The executable file is CachalotMonitor.exe on Windows and CachalotMonitor on Linux.
Comprehensive tooltips are available on each control, so we will not go into every detail here.
For security reasons, by default you connect as “guest.” No action that modifies data or schema is available. You can only examine the collections and their layout, schemas, and query data.
When installing it from the package, the “admin” password is not set.
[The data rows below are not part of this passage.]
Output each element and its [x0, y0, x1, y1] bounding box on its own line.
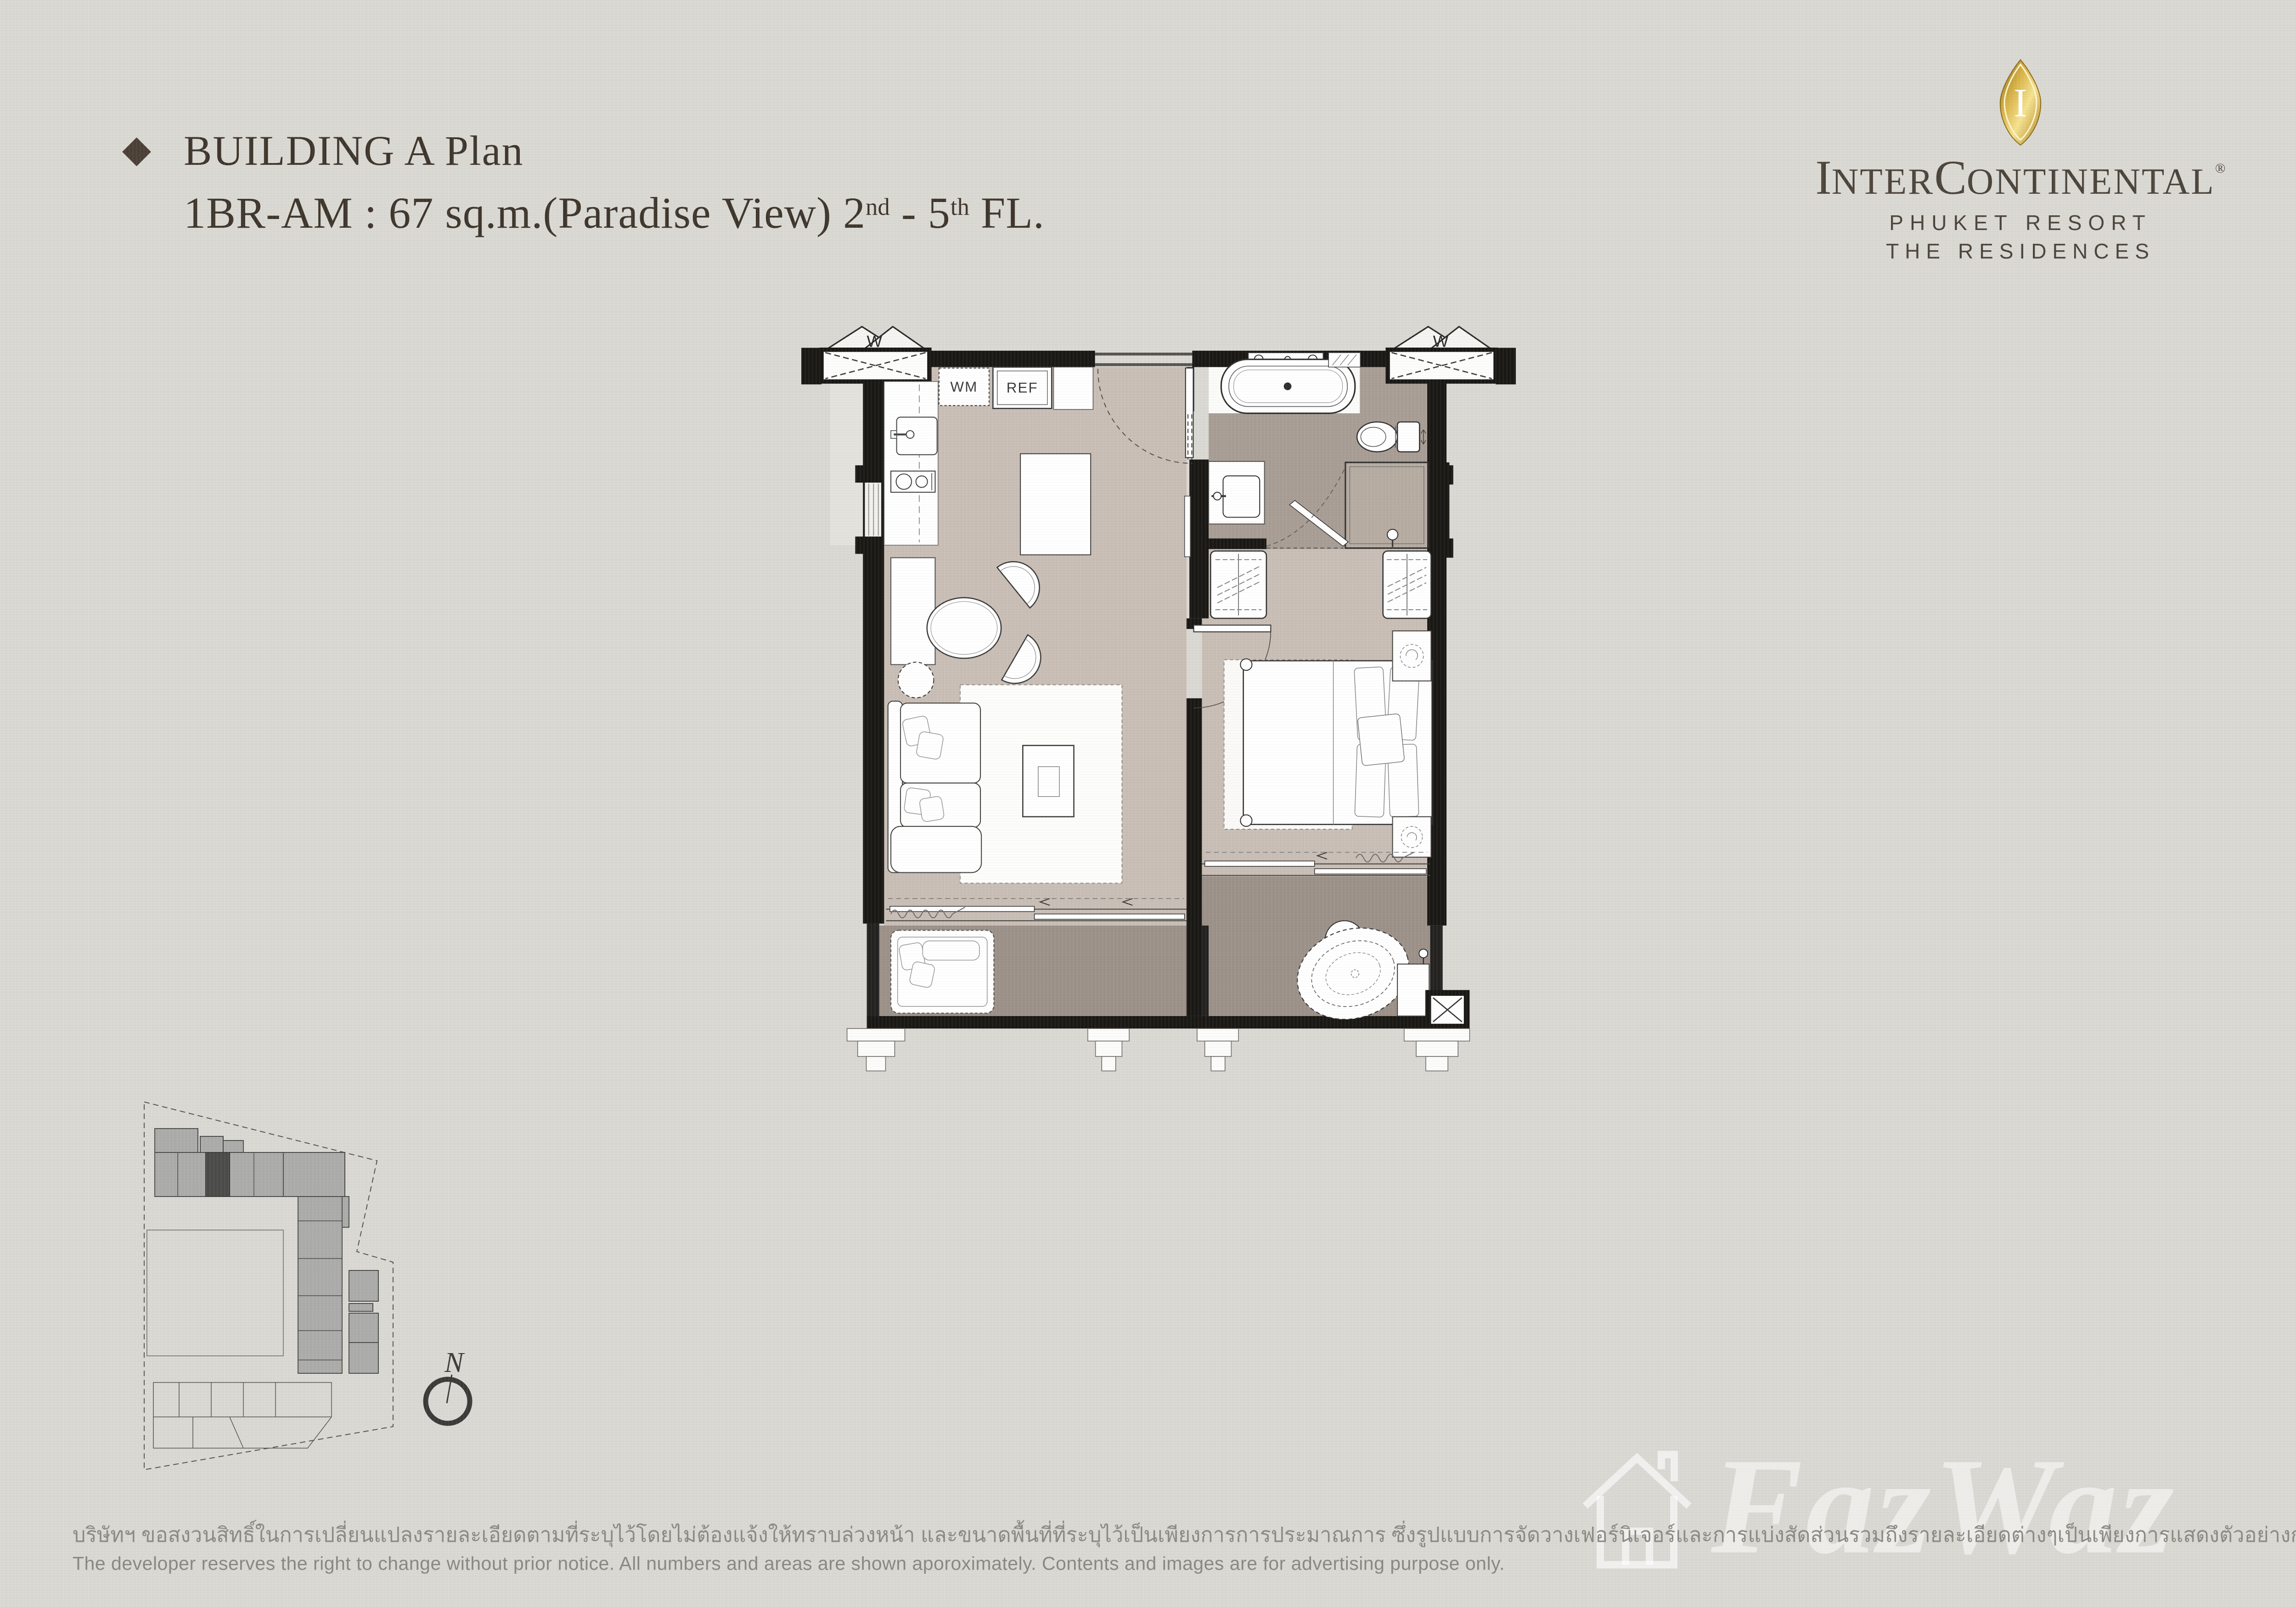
wm-label: WM: [950, 379, 978, 395]
ordinal-nd: nd: [866, 194, 890, 220]
unit-spec: 1BR-AM : 67 sq.m.(Paradise View) 2nd - 5…: [184, 191, 1045, 235]
north-compass-icon: N: [409, 1345, 491, 1437]
kitchen-sink: [891, 417, 937, 455]
lower-building-outline: [153, 1382, 332, 1448]
diamond-bullet-icon: ◆: [122, 130, 151, 168]
disclaimer-thai: บริษัทฯ ขอสงวนสิทธิ์ในการเปลี่ยนแปลงรายล…: [73, 1518, 2296, 1551]
brochure-page: ◆ BUILDING A Plan 1BR-AM : 67 sq.m.(Para…: [0, 0, 2296, 1607]
watermark: FazWaz: [1580, 1437, 2177, 1575]
ordinal-th: th: [951, 194, 969, 220]
shower-head-icon: [1387, 529, 1398, 540]
footings: [847, 1028, 1470, 1071]
wardrobe-right: [1383, 551, 1431, 618]
brand-c: C: [1934, 151, 1967, 204]
bed: [1240, 659, 1432, 826]
unit-spec-range: - 5: [890, 188, 951, 237]
planter-right: W: [1388, 326, 1516, 384]
kitchen-cabinet: [1053, 367, 1093, 409]
watermark-text: FazWaz: [1711, 1437, 2177, 1575]
coffee-table: [1023, 746, 1074, 817]
nightstand: [1393, 631, 1431, 681]
brand-ontinental: ONTINENTAL: [1967, 161, 2215, 202]
registered-mark: ®: [2215, 161, 2226, 176]
pool-outline: [147, 1230, 283, 1356]
living-room: [888, 685, 1122, 883]
planter-left: W: [801, 326, 929, 384]
brand-i: I: [1815, 151, 1831, 204]
pouf: [898, 662, 934, 698]
brand-subline-resort: PHUKET RESORT: [1889, 212, 2151, 233]
unit-spec-text: 1BR-AM : 67 sq.m.(Paradise View) 2: [184, 188, 866, 237]
bedroom: [1224, 631, 1432, 857]
brand-subline-residences: THE RESIDENCES: [1886, 241, 2155, 262]
terrace-daybed: [891, 930, 994, 1013]
nightstand: [1393, 817, 1431, 857]
window-left-wall: [865, 483, 881, 536]
ref-label: REF: [1007, 380, 1038, 396]
building-mass: [155, 1129, 378, 1373]
console-table: [891, 558, 935, 665]
highlighted-unit: [206, 1152, 230, 1197]
brand-nter: NTER: [1832, 161, 1934, 202]
kitchen-island: [1020, 454, 1091, 555]
toilet: [1357, 422, 1426, 452]
planter-left-label: W: [867, 332, 883, 350]
cooktop: [891, 471, 935, 492]
north-label: N: [444, 1347, 465, 1378]
site-key-plan: [138, 1096, 397, 1476]
watermark-house-icon: [1580, 1442, 1694, 1570]
shower-floor: [1345, 463, 1427, 548]
intercontinental-emblem-icon: I: [1991, 59, 2050, 146]
column: [1428, 993, 1467, 1027]
sofa: [888, 701, 981, 872]
page-title: BUILDING A Plan: [184, 129, 523, 172]
floor-plan: W W: [801, 323, 1545, 1315]
refrigerator: REF: [993, 367, 1052, 408]
unit-spec-fl: FL.: [969, 188, 1045, 237]
dining-table: [927, 598, 1001, 658]
disclaimer-english: The developer reserves the right to chan…: [73, 1553, 1505, 1574]
emblem-letter: I: [2014, 80, 2027, 125]
bathroom-door-panel: [1185, 496, 1191, 556]
exterior-ledge: [830, 382, 863, 545]
washing-machine: WM: [939, 368, 989, 406]
vanity-sink: [1209, 461, 1265, 524]
wardrobe-left: [1210, 551, 1266, 618]
brand-wordmark: INTERCONTINENTAL®: [1815, 153, 2225, 202]
hotel-logo: I INTERCONTINENTAL® PHUKET RESORT THE RE…: [1782, 59, 2259, 262]
planter-right-label: W: [1433, 332, 1449, 350]
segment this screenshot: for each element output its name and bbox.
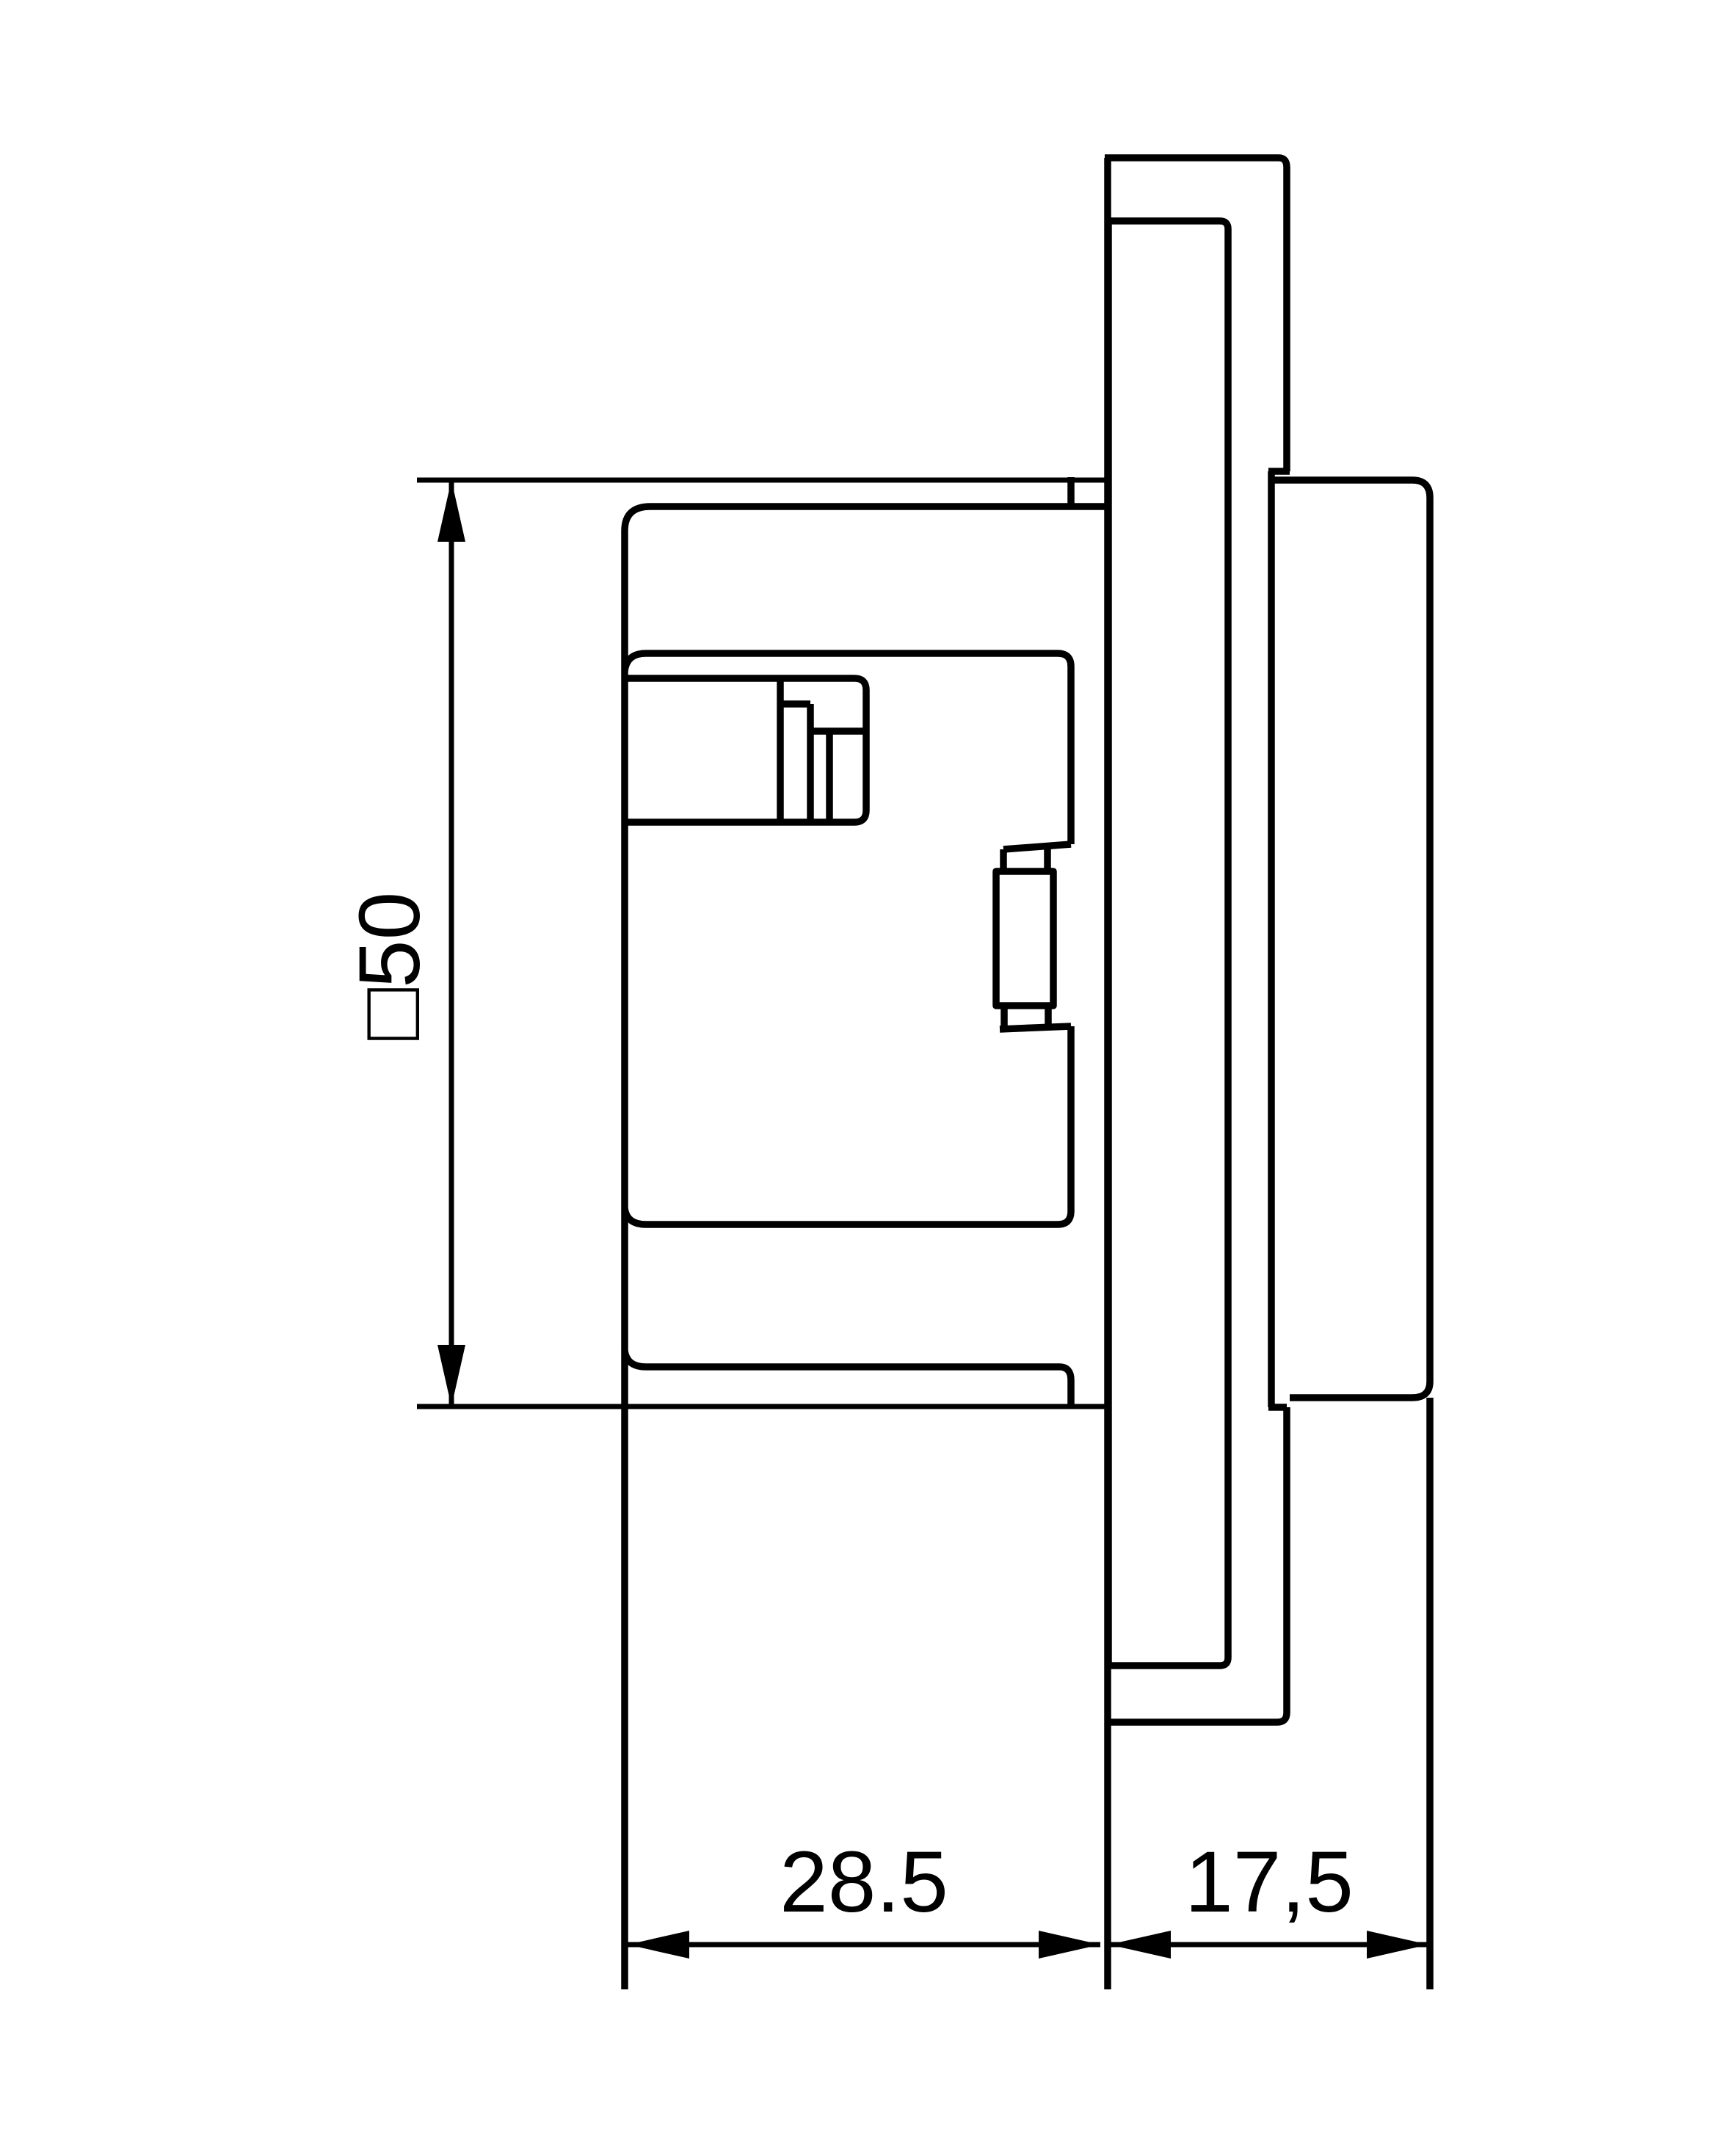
clip-bottom-step [1000, 1026, 1071, 1029]
flush-depth-dimension-label: 17,5 [1185, 1834, 1354, 1931]
drawing-background [0, 0, 1736, 2145]
height-dimension-label: □50 [341, 892, 438, 1041]
technical-drawing: □50 28.5 17,5 [0, 0, 1736, 2145]
body-depth-dimension-label: 28.5 [780, 1834, 948, 1931]
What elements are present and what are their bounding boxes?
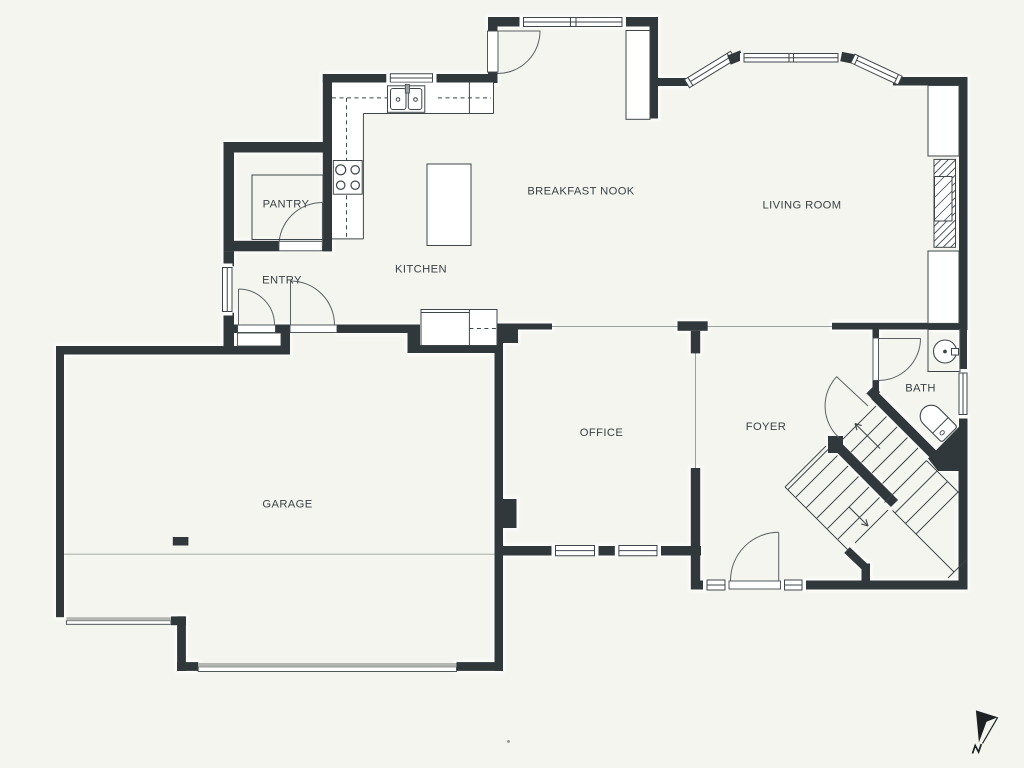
svg-text:LIVING ROOM: LIVING ROOM [763, 200, 842, 212]
svg-text:FOYER: FOYER [746, 421, 787, 433]
svg-text:BATH: BATH [905, 383, 936, 395]
svg-text:BREAKFAST NOOK: BREAKFAST NOOK [527, 186, 634, 198]
svg-text:KITCHEN: KITCHEN [395, 264, 447, 276]
svg-text:GARAGE: GARAGE [262, 499, 312, 511]
svg-text:OFFICE: OFFICE [580, 427, 623, 439]
svg-text:PANTRY: PANTRY [263, 199, 310, 211]
svg-text:ENTRY: ENTRY [262, 275, 302, 287]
The first one you use will be accepted and will become the admin password that is checked for the new connections.
To reset the admin password, delete the file user_hashes.txt and restart the monitoring application.
Brief description of the pages in the monitoring application
- The “connection” tab:
- Allows to connect to a cluster by providing the explicit list of servers and ports.
- Or connect to a cluster you previously connected to, by a single click.
- The “collections” tab:
- Visualize the collections. For each one you cans see:
- The layout
- The number of items in the collection
- The eviction type (applies only to non-persistent collections)
- If full-text search is available for the given collection
- Visualize the collections. For each one you cans see:
- The “schema” tab:
- The list of query able properties on each collection and the type on index
- In admin mode indexes can be upgraded (from None to Dictionary or from Dictionary to Ordered)
- The “data” tab:
- Query your data.
- Visualize your data as table (only query able properties) or as Json (full document).
- Examine the execution plan.
- Export or import data as Json.
- Delete specific data.
- The “admin” tab: common administrative tasks as
- Backup/Restore/Recreate (more on these in the next chapter)
- Drop database.
- Switch on/off the read-only mode.
- Truncate or drop a collection.
Backup / restore and migration procedure
Backup and restore are designed to be as fast as possible. To achieve this, every node in a cluster saves and restores data in parallel. The client only triggers the process.
As we want all the node backups to be stored in the same place (normally on a different server than the cluster), the backup directory must be a shared network drive mapped under the same path for all the servers in the cluster.
The cluster that produces the backup and the one that restores it must have the same number of nodes.
To transfer data between two clusters with different configurations, another function is available: Recreate.
In this case, the client reads the backup and feeds all data to the cluster. It is slower than “Restore”; data will be redistributed between the nodes of the target cluster.
Recreate does not remove data from the target database. It can be used to merge data from different clusters.
It you need to reinitialize an existing cluster drop the database before.
When restoring a backup, every node in the cluster performs a “soft restart.” The process is not terminated but all data (and schema information) is deleted and the server goes through the same initialization process as a normal start.
The cluster is not available during restore.
While running a backup the cluster is still available for read-only operations. All write actions will be queued and executed after.
If the database is updated frequently, switching it to read-only mode before starting the backup is a guarantee to produce a consistent backup for the whole cluster.